Every priest or minister or monk or nun or spiritual guide of any kind has heard it before: does God forgive adultery?
In a word, yes.
There is ample traditional biblical support for that proposition. Consider, for example, Micah 7:18-19:
Who is a God like unto thee, that pardoneth iniquity, and passeth by the transgression of the remnant of his heritage? He retaineth not his anger for ever, because he delighteth in mercy.
He will turn again, he will have compassion upon us; he will subdue our iniquities; and thou wilt cast all their sins into the depths of the sea.

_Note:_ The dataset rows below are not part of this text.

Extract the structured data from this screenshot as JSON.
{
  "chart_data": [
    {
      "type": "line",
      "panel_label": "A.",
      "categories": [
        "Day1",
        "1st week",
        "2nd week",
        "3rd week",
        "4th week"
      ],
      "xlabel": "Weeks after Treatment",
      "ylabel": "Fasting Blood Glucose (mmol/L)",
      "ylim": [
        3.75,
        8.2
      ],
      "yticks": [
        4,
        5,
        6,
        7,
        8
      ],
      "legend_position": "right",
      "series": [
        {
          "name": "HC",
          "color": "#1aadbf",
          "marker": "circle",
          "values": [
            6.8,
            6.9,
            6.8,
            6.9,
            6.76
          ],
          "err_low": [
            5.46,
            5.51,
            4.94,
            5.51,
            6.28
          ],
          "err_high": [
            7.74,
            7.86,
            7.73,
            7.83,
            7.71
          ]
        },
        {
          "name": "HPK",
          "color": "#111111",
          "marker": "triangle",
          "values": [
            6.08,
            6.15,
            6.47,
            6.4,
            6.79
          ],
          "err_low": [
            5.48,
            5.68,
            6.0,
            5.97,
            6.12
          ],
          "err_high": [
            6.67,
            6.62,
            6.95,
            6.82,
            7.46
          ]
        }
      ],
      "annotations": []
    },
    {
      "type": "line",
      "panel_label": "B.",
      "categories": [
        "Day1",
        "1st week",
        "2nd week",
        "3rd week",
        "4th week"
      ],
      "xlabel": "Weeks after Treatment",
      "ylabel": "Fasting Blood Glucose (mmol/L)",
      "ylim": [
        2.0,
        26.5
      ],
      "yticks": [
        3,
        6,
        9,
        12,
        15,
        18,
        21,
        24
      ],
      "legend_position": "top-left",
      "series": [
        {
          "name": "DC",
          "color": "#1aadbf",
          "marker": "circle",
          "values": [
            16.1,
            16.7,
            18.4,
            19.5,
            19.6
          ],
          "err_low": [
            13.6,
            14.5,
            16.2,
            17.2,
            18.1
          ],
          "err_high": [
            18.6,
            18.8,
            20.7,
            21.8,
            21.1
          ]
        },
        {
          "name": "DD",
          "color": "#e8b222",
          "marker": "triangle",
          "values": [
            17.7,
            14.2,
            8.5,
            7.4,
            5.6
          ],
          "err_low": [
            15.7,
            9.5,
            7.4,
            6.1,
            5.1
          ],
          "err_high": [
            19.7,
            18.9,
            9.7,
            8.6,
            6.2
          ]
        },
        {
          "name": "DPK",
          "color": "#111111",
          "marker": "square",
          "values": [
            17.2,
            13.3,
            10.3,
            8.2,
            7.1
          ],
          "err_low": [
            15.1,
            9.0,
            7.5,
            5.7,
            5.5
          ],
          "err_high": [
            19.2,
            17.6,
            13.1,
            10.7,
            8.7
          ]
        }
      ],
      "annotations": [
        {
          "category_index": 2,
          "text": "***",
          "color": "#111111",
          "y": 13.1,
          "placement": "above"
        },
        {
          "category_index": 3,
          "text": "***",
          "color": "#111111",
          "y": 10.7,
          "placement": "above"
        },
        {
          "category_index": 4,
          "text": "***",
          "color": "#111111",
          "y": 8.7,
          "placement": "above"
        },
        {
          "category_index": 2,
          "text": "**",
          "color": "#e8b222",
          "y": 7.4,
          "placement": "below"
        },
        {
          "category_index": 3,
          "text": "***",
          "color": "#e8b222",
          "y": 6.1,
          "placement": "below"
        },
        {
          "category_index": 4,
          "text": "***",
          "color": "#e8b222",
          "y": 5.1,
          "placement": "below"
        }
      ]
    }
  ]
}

Notice that you don’t see anything there that qualifies the sin itself – he passeth some transgressions but not others. It’s a wholly merciful and loving God, ever ready to see us whole and forgive us the whole range of errors that we believe have befallen us – and this includes cheating on our husband, or cheating on our wife.
Want some support from the Gospel Jesus? Take a look at Matthew 5:44-45:
But I say unto you, Love your enemies, bless them that curse you, do good to them that hate you, and pray for them who spitefully use you, and persecute you; That ye may be the children of your Father which is in heaven: for he maketh his sun to rise on the evil and on the good, and sendeth rain on the just and on the unjust.
Again, we’re talking about a God that is merciful and offers his mercy to everyone, without judgement or qualification. We can place our faith in this God and we will not be left bereft – no matter what we have, or think we have done!
Am I saying that if you’ve cheated, then bully for you, God won’t care? I’m not. Even though A Course in Miracles (my own spiritual path) proclaims that “sin” is not real – that all our errors are but illusions – there is still the fact that we believe we are here. If someone is punching you in the face, then by all means you should walk away, not just stand there and take it while saying, “this is all but a dream within a dream.”
You aren’t supposed to be unhappy – you are supposed to be joyful. But part of that joy – part of that happiness – is found in loving others in the way that Christ loves us. So we have to ask what purpose our infidelity serves and we have to ask if it reflects the deepest love and kindness that we can offer. If it doesn’t, then we need to shift our thinking towards love and allow its behavioral expression to follow suit.
When we come from that place of conviction – that decision to be loving now - then we are going to know the forgiveness of Christ. And we are going to know that we are forgiven.
Any error in A Course in Miracles, be it murder or cheating or a burned cheese cake, is nothing more than a cry for help – and because we perceive it outside of ourselves (the cheating spouse, the distant spouse who “drives” us to adultery) – it is always our cry. If you are betraying someone because they aren’t satisfactorily caring for your needs, don’t get all self-righteous about it. That’s you! You’re the one that’s not tending to another’s need. And the flip side of the coin holds as well. Are you trying to “forgive” a partner who has committed adultery? Don’t separate your self from her or him. It’s you.
We are always forgiving ourselves.
ACIM forgiveness can drive you batty, but it’s not about seeing the so-called sin and thus making it real. You know, telling someone that they acted like an idiot but you forgive them because you’re so Christian. You don’t see the idiotic behavior – all you see is the perfect child of God beyond. We’re talking about spiritual sight, not physical sight.
Are we supposed to stay in a bad marriage? No. Put up with all kinds of emotional grief or even abuse? No. True forgiveness does not mean that behavior in the world won’t change. It can and does. There is a transition from a bad dream to a happy dream – one of joy, peace and love. For that to happen, we need to forgive – which is to say, we need to learn how to see past the error to the perfection, to bring our shortcomings (our fears, our exaggerated needs, our angers, all of it) to the Holy Spirit or Jesus and ask them to help us forgive it.
But if we do leave – if we do move on – it’s not out of anger or a desire to avenge ourselves. It’s done in a forgiving way, which is a loving way.
So yes. God forgives adultery. But are you ready to forgive? Are you ready to be the loving Child of God that you are in truth?